Gak berapa lama, ada kursi kosong karena penumpang yang turun. Saya gak langsung duduk dan tadinya mau berdiri saja. Tapi, hari ini saya harus jalan seharian, jadi jangan buang-buang energi. Akhirnya setelah lewat 1 stasiun, saya memutuskan untuk duduk. It took about 20 minutes to City Hall Station. Cukup jauh memang, karena daerah Konkuk University ada di bagian timur kota Seoul.
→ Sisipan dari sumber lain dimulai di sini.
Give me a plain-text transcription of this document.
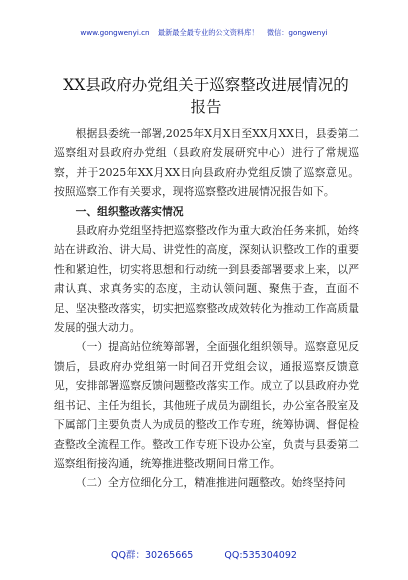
www.gongwenyi.cn 最新最全最专业的公文资料库！ 微信：gongwenyi
XX县政府办党组关于巡察整改进展情况的报告

根据县委统一部署,2025年X月X日至XX月XX日，县委第二巡察组对县政府办党组（县政府发展研究中心）进行了常规巡察，并于2025年XX月XX日向县政府办党组反馈了巡察意见。按照巡察工作有关要求，现将巡察整改进展情况报告如下。

一、组织整改落实情况

县政府办党组坚持把巡察整改作为重大政治任务来抓，始终站在讲政治、讲大局、讲党性的高度，深刻认识整改工作的重要性和紧迫性，切实将思想和行动统一到县委部署要求上来，以严肃认真、求真务实的态度，主动认领问题、聚焦于查，直面不足、坚决整改落实，切实把巡察整改成效转化为推动工作高质量发展的强大动力。

（一）提高站位统筹部署，全面强化组织领导。巡察意见反馈后，县政府办党组第一时间召开党组会议，通报巡察反馈意见，安排部署巡察反馈问题整改落实工作。成立了以县政府办党组书记、主任为组长，其他班子成员为副组长，办公室各股室及下属部门主要负责人为成员的整改工作专班，统筹协调、督促检查整改全流程工作。整改工作专班下设办公室，负责与县委第二巡察组衔接沟通，统筹推进整改期间日常工作。

（二）全方位细化分工，精准推进问题整改。始终坚持问

QQ群：30265665	QQ:535304092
Sampai juga di stasiun City Hall. Karena saya masih newbie dan agak sotoy, saya cuma ikutin ke mana orang pergi. Padahal, pintu keluar di setiap stasiun itu BANYAK! Bisa 10 lebih, dan jaraknya cukup jauh satu sama lain. Saya lupa keluar di pintu berapa, sepertinya gate 10, pokoknya mendekati arah Namdaemun, yang sebenernya salah pintu, malah menjauhi tempat yang akan dituju, Deoksu-gung atau Deoksu Palace. Saya celingak-celinguk cari tanda jalan dan menyusuri jalan ke arah perempatan besar, just following my intuition, dan ternyata intuisi saya kali ini benar. Setelah ketemu jalan besar Daepyeongno, saya belok kiri dan sekitar 200-300 meter jalan terlihatlah gate besar Deoksu Palace, my first destination in my Seoul trip. Sebenernya ada gate metro yang langsung keluar dekat situ, tapi karena salah keluar, terpaksa harus jalan lagi.
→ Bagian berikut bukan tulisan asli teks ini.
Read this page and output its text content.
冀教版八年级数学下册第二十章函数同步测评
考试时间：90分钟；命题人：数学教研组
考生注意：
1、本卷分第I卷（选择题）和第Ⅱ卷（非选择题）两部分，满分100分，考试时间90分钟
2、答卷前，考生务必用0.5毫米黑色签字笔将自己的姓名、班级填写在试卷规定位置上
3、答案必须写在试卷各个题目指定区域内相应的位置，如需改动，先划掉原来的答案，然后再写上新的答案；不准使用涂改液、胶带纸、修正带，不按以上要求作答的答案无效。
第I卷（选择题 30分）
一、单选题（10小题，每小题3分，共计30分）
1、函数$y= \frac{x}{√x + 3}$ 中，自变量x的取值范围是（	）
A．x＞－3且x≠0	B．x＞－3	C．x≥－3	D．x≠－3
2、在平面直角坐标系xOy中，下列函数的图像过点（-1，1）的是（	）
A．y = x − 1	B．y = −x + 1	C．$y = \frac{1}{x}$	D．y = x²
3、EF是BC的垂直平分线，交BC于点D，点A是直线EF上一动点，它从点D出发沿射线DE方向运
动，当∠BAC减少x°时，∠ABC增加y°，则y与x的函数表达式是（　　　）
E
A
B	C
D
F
City Hall Station sign (Google) |
City Hall Station (Google) |
inside City Hall Station (Google) |
Sampai sana sekitar jam 12.30, sudah cukup siang. Di depan pintu masuknya ada 2 petugas (atau relawan ya?) wanita yang masih relatif muda, memakai tanda “Can I help you” di bajunya yang sedang mengambil foto 2 orang turis bersama beberapa penjaga istana. I took one picture of the the palace’s gate once and I bought the entrance ticket. Fyi, it’s cheap, 1.000 KRW, just about 1 USD! I did some researches sebelumnya tentang harga tiket masuk tiap-tiap istana. Lalu, saya masuk ke dalam istananya melewati para penjaga istana dan petugas yang memeriksa tiket. Area istananya memang tidak begitu besar dibandingkan Gyeongbok-gung atau Gyeongbok Palace yang nanti akan saya kunjungi. Saya sempet bingung mau ke mana dulu sambil liat brosur yang diambil di pintu masuk. Tadinya mau ikut rute rombongan wisatawan lain, tapi saya putuskan langsung ke main palace-nya saja sambil foto-foto sekitarnya. Ada 2 perempuan muda yang duduk di depan meja memakai hanbok musim dingin yang membagikan selebaran di dekat situ.
-idem- |
Deoksu Palace main gate |
Jalannya bercabang 2 yang di tengahnya dipisahkan oleh taman dan pepohonan. Saya menyusuri jalan sebelah kanan. Ada beberapa pohon yang masih hijau, sisanya sudah berwarna kuning atau merah. Lalu saya menaiki beberapa anak tangga dari sebelah kiri. Memang istana utamanya lebih tinggi. Ada gazebo khas Korea dekat tangga di pojok kiri, dan di depannya sebuah pelataran cukup besar. Di bagian kirinya ada sebuah gate besar, dan di bagian kanan-nya adalah main palace of Deoksu.
gate at Deoksu's yard |
main palace of Deoksu |
I took some pictures there and then climbed some stairs to see inner main place from outside. Memang gak bisa masuk ke dalamnya karena memang dilarang dan diberi pembatas. Jadi para wisatawan hanya bisa melihatnya dari batas itu. Saya bertemu seorang wisatawan lokal tengah baya yang ramah dan tersenyum ketika melihat saya, meskipun tidak menyapa. Mungkin dia tahu, kalau disapa pun, saya gak ngerti :)) Gak lama, saya turun dari situ. Saya mau difoto di pelatarannya dengan latar main palace dan gate-nya, tapi berhubung saya sendiri, mau gak mau harus minta tolong ke orang. Saya celingak-celinguk cari orang.
no entry warning! |
inside of Deoksu's |
upper of Deoksu's |
Yang ada di sekitar situ cuma seorang kakek dan cucunya. Tadinya ragu sih, masalahnya kalau orang tua biasanya gak bisa bahasa Inggris. Yah, daripada gak ada, saya beranikan diri aja dengan berbekal pengetahuan bahasa Korea pas-pasan yang dipelajari otodidak.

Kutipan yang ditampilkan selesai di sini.